I’m afraid I had fallen rather deeply into the part I was reading, that of the intellectual reporter from the
New Republic,
and I said, “Like Eliot, you fled America, Moheb, but unlike him you regret it every minute.”

“Agreed!” the affable Afghan cried. “If there’s one thing I like it’s fast cars and a sense of irresponsibility. In America I had both, and every day I work here in Afghanistan I regret their passing.” He raised his palms in a gesture of submission, then added, “But at some point in our lives, we must grow up.”

“I am sure your country will,” I replied evenly. Moheb, rather pleased with his earlier remarks, flushed slightly but nodded pleasantly, for he was not the kind of fighter who refused to accept his adversary’s blows; he rather respected the man who could strike back.

“Will anyone have more spiced rum?” the ambassador inquired, and as the servants refilled our drinks, and as the fire grew brighter, we reformed our group and the reading of Act Two commenced. By now we were more accustomed to our roles, and the audience accepted whatever peculiarities we exhibited. If tonight Harry Brock spoke not Brooklynese but an exaggerated Oxford—one as bad as the other, I thought—we were willing to accept this convention, and when Ingrid cried, “Would you do me a favor, Harry? Drop dead?”
she sounded exactly like the dumb blonde of all countries, of all time. By the end of the act we had created, there in the old fortress, that ambience which dramatists seek but which so often eludes them. Actors and audience were one, moving together and accepting each other as equals. Partly, I think, it was because each person in that warm, quiet room knew that if he did not achieve some kind of satisfaction from our play, there was nothing else in Afghanistan to which he could escape. Either he attained catharsis now, or he was self-sentenced to days of non-participation. So each of us reached out to the other, made overtures that normally we would not have made, because each knew that for the forthcoming sixteen or eighteen months we would find joy with our repetitive neighbors, or we would find no joy at all. That was why life in Kabul-sans roads, sans movies, sans news, sans everything—was so profoundly meaningful. We probed the secrets of a few rather than glossing over the chance acquaintanceship of many, and each new thing we discovered about our colleagues uncovered new significance.
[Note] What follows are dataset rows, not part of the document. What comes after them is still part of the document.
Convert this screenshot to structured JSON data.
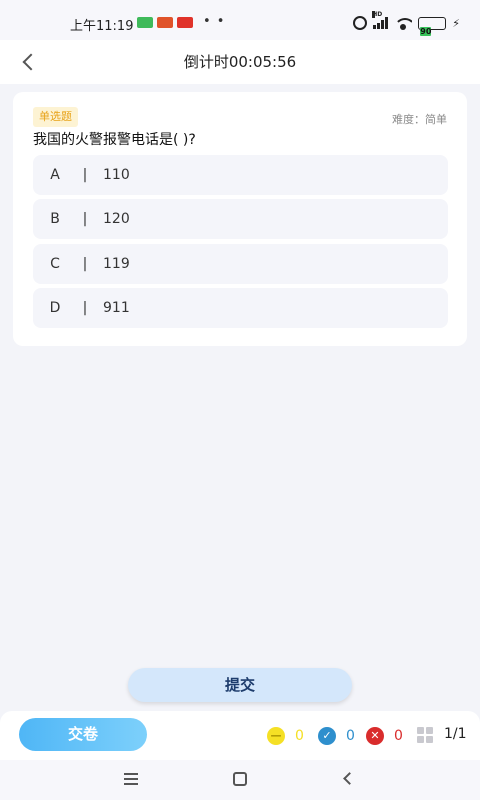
{
  "status_bar": {
    "time": "上午11:19",
    "battery": "90",
    "hd": "HD",
    "dots": "• •",
    "bolt": "⚡"
  },
  "header": {
    "title": "倒计时00:05:56"
  },
  "question": {
    "type": "单选题",
    "difficulty": "难度：简单",
    "text": "我国的火警报警电话是( )?",
    "separator": "|",
    "options": [
      {
        "letter": "A",
        "text": "110"
      },
      {
        "letter": "B",
        "text": "120"
      },
      {
        "letter": "C",
        "text": "119"
      },
      {
        "letter": "D",
        "text": "911"
      }
    ]
  },
  "submit": {
    "label": "提交"
  },
  "bottom_bar": {
    "handin_label": "交卷",
    "unanswered": {
      "count": "0",
      "symbol": "—",
      "color": "#f5e025"
    },
    "correct": {
      "count": "0",
      "symbol": "✓",
      "color": "#2e8fcd"
    },
    "wrong": {
      "count": "0",
      "symbol": "✕",
      "color": "#d92c2c"
    },
    "progress": "1/1"
  },
  "colors": {
    "accent": "#4fb6f6",
    "tag_bg": "#fdf3d3",
    "tag_text": "#e8a31a"
  }
}
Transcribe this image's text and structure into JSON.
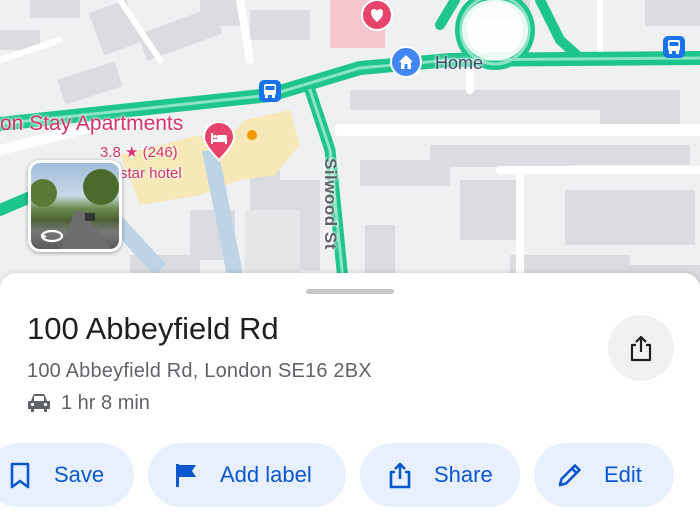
{
  "map": {
    "hotel_name": "on Stay Apartments",
    "hotel_rating": "3.8 ★ (246)",
    "hotel_type": "star hotel",
    "home_label": "Home",
    "street_label": "Silwood St"
  },
  "place": {
    "title": "100 Abbeyfield Rd",
    "address": "100 Abbeyfield Rd, London SE16 2BX",
    "travel_time": "1 hr 8 min"
  },
  "actions": {
    "save": "Save",
    "add_label": "Add label",
    "share": "Share",
    "edit": "Edit"
  },
  "colors": {
    "accent": "#0b57d0",
    "chip_bg": "#e8f0fe",
    "route_green": "#1ec58c",
    "poi_pink": "#d6336c"
  },
  "icons": [
    "bookmark-icon",
    "flag-icon",
    "share-icon",
    "pencil-icon",
    "car-icon",
    "home-icon",
    "bed-icon",
    "heart-icon",
    "bus-stop-icon",
    "street-view-rotate-icon"
  ]
}
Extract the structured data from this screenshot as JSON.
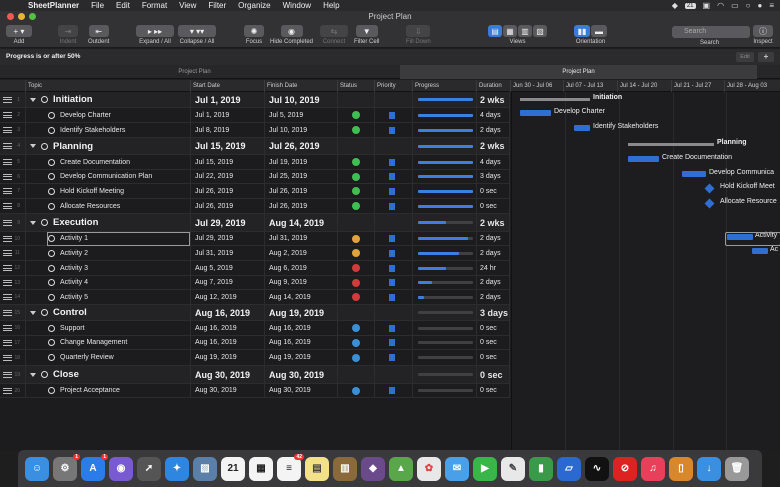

For example, I had never imagined that glamorous Ingrid owned such a naughty wit.

The conversation that developed after Act Two was much different from that which followed Act One. Somehow, the play had insinuated itself into our intellect and had taken command. We poor inadequate readers had transcended ourselves, and the characters we were purporting to create had actually come to life. Harry Brock and his aspiring blonde were with us in the stout-walled embassy.

“We could use a few of your type in our country,”
Moheb Khan said to the Englishman playing the part of the junk dealer, and he meant not the actual Oxford boy but his play part, the junk dealer.

“There’s a great deal to be said about good old Harry that isn’t said in this play,” the Englishman agreed. “Miller, how much of the building of America is to be credited to men like our Harry?”

“A good deal, I should imagine, and I think it’s rather clever of you to discover the fact. You’ve not been in America, have you?”